96) Ma femme m’avait expliqué les menaces en douceur de cet individu, mais comment pouvais-je penser que l’audace d’un homme allait arriver jusque là ? Mon père s’entretenait avec des politiciens, bien qu’il s’agissait de travaux d’imprimerie, mais moi, jamais…

97) On était au mois de septembre, dans un mois j’avais des fournitures classsiques à remettre à des écoles pour la rentrée des classes d’octobre, je continuais tranquillement mon travail quand un matin…

98) Comment Raymond, on ne reconnait plus les amis “sak pase ?"

99) Pépé était mon condisciple de classes au petit séminaire Saint-Martial.
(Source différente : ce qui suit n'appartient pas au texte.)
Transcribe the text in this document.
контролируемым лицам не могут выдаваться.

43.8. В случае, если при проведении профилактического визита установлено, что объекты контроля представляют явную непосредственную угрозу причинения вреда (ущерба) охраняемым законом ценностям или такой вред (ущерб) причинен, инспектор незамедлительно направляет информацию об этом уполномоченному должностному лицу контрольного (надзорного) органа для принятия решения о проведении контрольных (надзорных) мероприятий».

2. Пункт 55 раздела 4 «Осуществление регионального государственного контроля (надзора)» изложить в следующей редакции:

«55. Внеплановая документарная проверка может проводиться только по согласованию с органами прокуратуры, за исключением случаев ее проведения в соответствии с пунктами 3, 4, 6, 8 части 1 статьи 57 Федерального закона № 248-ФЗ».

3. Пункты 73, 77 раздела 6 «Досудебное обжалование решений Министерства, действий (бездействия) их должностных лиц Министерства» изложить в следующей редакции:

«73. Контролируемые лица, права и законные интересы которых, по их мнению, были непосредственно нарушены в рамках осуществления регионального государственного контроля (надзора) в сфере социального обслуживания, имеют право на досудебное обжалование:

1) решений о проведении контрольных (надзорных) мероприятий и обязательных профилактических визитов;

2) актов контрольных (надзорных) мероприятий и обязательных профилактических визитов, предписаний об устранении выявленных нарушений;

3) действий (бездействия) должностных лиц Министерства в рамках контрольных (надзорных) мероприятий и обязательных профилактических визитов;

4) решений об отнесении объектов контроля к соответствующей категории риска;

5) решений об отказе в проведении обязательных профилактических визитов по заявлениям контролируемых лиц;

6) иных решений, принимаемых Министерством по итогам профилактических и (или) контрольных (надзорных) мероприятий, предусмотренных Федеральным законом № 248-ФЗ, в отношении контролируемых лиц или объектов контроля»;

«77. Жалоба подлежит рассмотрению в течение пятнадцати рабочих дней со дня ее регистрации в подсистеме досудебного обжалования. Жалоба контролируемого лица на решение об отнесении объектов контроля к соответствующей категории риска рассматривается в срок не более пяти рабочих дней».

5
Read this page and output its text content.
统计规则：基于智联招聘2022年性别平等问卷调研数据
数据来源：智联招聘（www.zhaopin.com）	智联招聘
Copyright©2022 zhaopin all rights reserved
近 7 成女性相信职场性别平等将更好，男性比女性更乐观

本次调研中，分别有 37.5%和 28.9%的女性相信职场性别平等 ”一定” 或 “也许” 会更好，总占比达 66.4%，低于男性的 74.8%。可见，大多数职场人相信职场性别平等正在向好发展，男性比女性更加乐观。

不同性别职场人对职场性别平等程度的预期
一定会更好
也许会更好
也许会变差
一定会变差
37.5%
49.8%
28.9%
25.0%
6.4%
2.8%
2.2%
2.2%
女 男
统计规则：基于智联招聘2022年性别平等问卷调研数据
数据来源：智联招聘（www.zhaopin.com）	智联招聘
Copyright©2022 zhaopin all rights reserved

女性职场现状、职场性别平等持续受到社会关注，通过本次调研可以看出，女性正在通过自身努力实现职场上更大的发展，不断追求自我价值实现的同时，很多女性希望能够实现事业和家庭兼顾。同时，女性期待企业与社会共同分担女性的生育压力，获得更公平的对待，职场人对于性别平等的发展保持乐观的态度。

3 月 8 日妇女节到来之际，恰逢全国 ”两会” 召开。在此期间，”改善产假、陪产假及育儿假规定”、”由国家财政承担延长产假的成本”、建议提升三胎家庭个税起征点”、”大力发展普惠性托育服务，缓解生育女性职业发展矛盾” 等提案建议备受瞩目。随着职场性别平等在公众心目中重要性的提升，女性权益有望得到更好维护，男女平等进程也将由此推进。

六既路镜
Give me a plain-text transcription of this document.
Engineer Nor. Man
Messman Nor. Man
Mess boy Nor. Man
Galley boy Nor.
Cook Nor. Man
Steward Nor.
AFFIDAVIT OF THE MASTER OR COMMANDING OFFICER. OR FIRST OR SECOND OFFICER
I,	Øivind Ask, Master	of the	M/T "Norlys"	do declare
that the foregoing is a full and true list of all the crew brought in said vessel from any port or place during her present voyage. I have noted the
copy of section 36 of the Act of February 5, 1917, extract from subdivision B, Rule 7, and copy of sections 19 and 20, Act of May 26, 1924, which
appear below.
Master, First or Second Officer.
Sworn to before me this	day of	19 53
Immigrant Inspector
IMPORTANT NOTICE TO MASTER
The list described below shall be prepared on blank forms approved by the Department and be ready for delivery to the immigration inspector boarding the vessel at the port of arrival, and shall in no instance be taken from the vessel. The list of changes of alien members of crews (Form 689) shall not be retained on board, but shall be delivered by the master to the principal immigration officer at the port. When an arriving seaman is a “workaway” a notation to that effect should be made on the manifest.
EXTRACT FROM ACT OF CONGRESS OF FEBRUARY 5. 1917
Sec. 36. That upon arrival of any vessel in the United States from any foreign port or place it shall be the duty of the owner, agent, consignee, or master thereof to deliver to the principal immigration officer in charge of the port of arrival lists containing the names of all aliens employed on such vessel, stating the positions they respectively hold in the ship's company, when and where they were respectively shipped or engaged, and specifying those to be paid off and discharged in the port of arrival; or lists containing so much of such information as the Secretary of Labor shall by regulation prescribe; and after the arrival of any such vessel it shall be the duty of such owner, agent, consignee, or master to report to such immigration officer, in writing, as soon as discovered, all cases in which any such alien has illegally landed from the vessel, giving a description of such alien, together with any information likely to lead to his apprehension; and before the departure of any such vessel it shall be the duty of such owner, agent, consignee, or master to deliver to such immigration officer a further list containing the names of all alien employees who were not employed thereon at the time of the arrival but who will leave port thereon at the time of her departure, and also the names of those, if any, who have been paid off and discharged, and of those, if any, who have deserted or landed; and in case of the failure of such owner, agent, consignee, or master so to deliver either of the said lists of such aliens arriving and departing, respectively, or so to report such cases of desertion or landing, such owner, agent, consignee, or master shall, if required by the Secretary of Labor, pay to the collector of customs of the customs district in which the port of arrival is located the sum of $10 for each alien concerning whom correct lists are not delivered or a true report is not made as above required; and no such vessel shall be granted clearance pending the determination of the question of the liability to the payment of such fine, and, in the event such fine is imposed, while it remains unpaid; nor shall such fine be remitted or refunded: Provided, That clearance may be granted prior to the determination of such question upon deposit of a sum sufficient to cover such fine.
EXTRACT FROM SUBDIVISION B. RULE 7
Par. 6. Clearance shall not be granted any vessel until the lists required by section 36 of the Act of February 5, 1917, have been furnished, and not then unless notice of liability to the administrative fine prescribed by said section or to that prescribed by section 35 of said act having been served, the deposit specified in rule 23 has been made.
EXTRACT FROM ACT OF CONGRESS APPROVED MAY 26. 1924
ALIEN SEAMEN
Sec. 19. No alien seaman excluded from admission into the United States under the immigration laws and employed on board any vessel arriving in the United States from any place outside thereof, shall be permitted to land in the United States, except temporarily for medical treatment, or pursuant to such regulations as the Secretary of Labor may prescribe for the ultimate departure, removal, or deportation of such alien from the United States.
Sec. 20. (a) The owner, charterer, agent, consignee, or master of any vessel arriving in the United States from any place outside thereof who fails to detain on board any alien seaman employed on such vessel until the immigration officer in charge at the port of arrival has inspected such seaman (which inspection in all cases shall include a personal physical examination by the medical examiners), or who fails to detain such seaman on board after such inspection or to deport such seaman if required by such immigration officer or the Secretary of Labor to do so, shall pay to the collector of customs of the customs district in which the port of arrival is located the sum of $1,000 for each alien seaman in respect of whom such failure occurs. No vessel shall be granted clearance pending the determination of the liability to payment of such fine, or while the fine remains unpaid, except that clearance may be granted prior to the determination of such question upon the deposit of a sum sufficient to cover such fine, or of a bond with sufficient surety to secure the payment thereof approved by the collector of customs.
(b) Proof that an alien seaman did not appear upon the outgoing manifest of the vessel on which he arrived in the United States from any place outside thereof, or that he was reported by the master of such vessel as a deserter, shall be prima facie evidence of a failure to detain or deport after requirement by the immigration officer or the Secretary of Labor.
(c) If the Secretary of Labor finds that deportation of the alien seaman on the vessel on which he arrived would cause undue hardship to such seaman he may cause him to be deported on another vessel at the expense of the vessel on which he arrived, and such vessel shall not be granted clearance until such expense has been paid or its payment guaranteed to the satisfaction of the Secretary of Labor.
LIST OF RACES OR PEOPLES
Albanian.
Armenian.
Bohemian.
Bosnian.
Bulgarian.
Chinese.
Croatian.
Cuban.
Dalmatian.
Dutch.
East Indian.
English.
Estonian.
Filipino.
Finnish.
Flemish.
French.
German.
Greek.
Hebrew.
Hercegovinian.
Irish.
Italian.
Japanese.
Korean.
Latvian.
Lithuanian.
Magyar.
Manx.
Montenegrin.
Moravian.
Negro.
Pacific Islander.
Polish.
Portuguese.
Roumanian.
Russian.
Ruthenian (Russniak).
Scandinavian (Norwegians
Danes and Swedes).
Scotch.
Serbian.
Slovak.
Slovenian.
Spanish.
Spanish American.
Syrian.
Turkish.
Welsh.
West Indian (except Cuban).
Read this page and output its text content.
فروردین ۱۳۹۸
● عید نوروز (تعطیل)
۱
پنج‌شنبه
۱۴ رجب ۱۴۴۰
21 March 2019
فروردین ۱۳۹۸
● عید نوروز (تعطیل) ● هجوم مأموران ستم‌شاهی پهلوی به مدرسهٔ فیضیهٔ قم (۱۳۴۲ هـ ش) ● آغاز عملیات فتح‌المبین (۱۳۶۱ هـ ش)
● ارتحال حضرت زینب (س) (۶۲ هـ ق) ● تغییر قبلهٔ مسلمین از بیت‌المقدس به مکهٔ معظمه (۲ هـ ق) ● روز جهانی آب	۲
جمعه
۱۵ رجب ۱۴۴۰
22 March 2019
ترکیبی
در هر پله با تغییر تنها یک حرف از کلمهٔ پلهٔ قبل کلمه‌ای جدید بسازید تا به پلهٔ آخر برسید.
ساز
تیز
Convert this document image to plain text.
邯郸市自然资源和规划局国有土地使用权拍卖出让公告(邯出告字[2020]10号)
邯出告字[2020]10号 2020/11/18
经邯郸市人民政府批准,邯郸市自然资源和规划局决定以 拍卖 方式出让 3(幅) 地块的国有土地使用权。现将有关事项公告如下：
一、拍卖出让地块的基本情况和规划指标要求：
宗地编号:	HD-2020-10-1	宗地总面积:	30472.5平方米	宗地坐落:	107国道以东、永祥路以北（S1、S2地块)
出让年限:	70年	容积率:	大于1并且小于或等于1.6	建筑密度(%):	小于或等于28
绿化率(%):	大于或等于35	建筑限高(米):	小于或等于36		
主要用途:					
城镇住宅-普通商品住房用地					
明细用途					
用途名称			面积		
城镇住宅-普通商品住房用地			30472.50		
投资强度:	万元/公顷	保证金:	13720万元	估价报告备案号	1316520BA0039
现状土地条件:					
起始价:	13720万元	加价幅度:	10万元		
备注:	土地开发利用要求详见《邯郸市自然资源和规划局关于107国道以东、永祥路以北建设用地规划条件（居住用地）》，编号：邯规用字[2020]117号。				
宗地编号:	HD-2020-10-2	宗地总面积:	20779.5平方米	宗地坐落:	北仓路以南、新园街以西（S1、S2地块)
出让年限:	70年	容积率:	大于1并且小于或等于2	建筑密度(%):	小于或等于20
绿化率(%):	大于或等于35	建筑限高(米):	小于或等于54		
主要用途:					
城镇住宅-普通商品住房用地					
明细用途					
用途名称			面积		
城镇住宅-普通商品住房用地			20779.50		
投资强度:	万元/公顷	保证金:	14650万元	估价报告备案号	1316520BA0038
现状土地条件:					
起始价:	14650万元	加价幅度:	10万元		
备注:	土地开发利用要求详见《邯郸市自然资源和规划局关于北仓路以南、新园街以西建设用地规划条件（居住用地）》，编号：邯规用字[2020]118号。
Lui et moi étions les deux meilleurs élèves de la promotion en primaire comme en secondaire.

100) Pepeée ! Mon vieux “kòbòy” comment ça va ? Où t’étais-tu fourré, vieux vagabond des rues ?

101) J’étais en province ! Et toi ? Parle moi des activités de l’imprimerie.

102) Tout va bien ! Comme tu vois, je reprends la relève après avoir resté fermer pendant deux ans, à la suite de la mort de mon père…

103) …Et ça va à merveille pour toi, d’après ce que je vois. Je peux me féliciter d’avoir du flair.

104) Du flair, tu en avais toujours, toi. Tu te souviens que tu n’avais jamais perdu quand je te demandais, sur la cour de l’école, combien d’argent avais-je en poche, et dans quelle poche…

105) C’était facile à deviner, ton père te donnais toujours deux gourdes et toi tu n’aimais que le “fresco" aux cacahouettes, je n’avais qu’à regarder tes mains pour voir si elles avaient du sirop. Si non, la conclusion était tirée que tu n’en avais pas encore acheté.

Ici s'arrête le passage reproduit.